I recently took part in Frighten Brighton, where I had a stall, I sold the most I have ever sold at an event. I didn't really know how to react, I was happy of course, but also shocked that people really liked my work. I worked really hard making all my little treats, why shouldn't I be proud of myself, well for the first time I was and it felt great! I think having achievable standards and working hard will be the way forward for me. I think buy asking yourself fair questions and planning your work through helps enormously. Don't put pressure on yourself and look at your work and be proud of yourself because you made it!


  1. "if people around you are beaming with pride at your achievements you should listen to them"

    You've absolutely hit the nail on the head there!

    I'm usually quick to dismiss my friends and family (because they're duty-bound to be nice to me) BUT am learning to hear the difference between "I have to say this because I'm your friend" and "No - I REALLY like this!". And if they really do like it, then it stands to reason that their friends will like it... and their friends... and the public at large. :) I'm going to start using your checklist!

    It's so easy to be self-critical - and I'm really glad you wrote this and also really glad that you did so well at Frighten Brighton because your work is wonderful, affordable and beautifully made.

  2. This is me too, I convince myself that no one would want to buy my things…why would they, and the worry doesn't end when my items sell either, I always live with the thought that someone may return my item – touch wood, they never have.

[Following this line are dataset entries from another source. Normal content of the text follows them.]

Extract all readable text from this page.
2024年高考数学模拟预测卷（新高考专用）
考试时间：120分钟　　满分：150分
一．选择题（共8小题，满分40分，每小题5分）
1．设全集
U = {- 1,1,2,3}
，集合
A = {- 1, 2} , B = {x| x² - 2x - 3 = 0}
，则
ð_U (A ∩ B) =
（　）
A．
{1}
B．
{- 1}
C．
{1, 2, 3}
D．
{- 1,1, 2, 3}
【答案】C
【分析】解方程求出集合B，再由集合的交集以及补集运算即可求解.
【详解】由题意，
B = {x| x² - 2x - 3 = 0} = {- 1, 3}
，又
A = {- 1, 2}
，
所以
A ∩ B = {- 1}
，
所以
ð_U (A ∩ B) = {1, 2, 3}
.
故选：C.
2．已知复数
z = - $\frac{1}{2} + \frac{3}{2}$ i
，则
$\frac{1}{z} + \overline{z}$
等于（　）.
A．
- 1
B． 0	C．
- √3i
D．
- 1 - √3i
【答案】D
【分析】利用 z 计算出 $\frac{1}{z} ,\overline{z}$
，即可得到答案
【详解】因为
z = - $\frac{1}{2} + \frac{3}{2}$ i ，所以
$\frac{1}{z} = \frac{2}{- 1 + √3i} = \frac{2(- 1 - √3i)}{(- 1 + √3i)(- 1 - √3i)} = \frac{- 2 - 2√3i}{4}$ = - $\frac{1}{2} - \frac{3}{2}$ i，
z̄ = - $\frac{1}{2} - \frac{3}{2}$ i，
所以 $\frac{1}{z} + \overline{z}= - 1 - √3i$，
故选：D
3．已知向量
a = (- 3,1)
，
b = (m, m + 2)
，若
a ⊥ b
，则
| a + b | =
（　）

    Don't get me wrong, I make sure my products are up to a really high standard before I even think about selling them but when you put so much time and care into something, you are selling a part of who you are… and this is why I lack confidence.

    I, like you, put myself out of my comfort zone and also sold the most I ever have, and it's on going, but I still worry!

    But I think that our weakness of insecurity is probably a really big strength, without this maybe our products wouldn't be to such a high standard! Maybe we'd sell something that wasn't perfect. Maybe we wouldn't believe quite so much in our products!

    I found your post so reassuring, I thought it was just me!

    Thanks for boosting my confidence!

  3. Ooh, great post!

    I also think once you gain that confidence in what you are making and selling, that confidence shines through and actually helps you to make more sales!

    The times I've done worst at craft fairs have been when I was most worried that people wouldn't like what I was selling or I was worried that people wouldn't buy enough to cover the cost of the stall.

    I think that makes it important to chose fairs and events based on where people who are looking for what I'm selling are gonna be! I'm not surprised you did really really well at Frighten Brighton as I'd imagine that that is exactly the market you want to aim your lovely work at!:D

    I was also really unconfident in what I was making, but I've decided to listen to the nice things that people say about them and actually believe it ;)YAY!!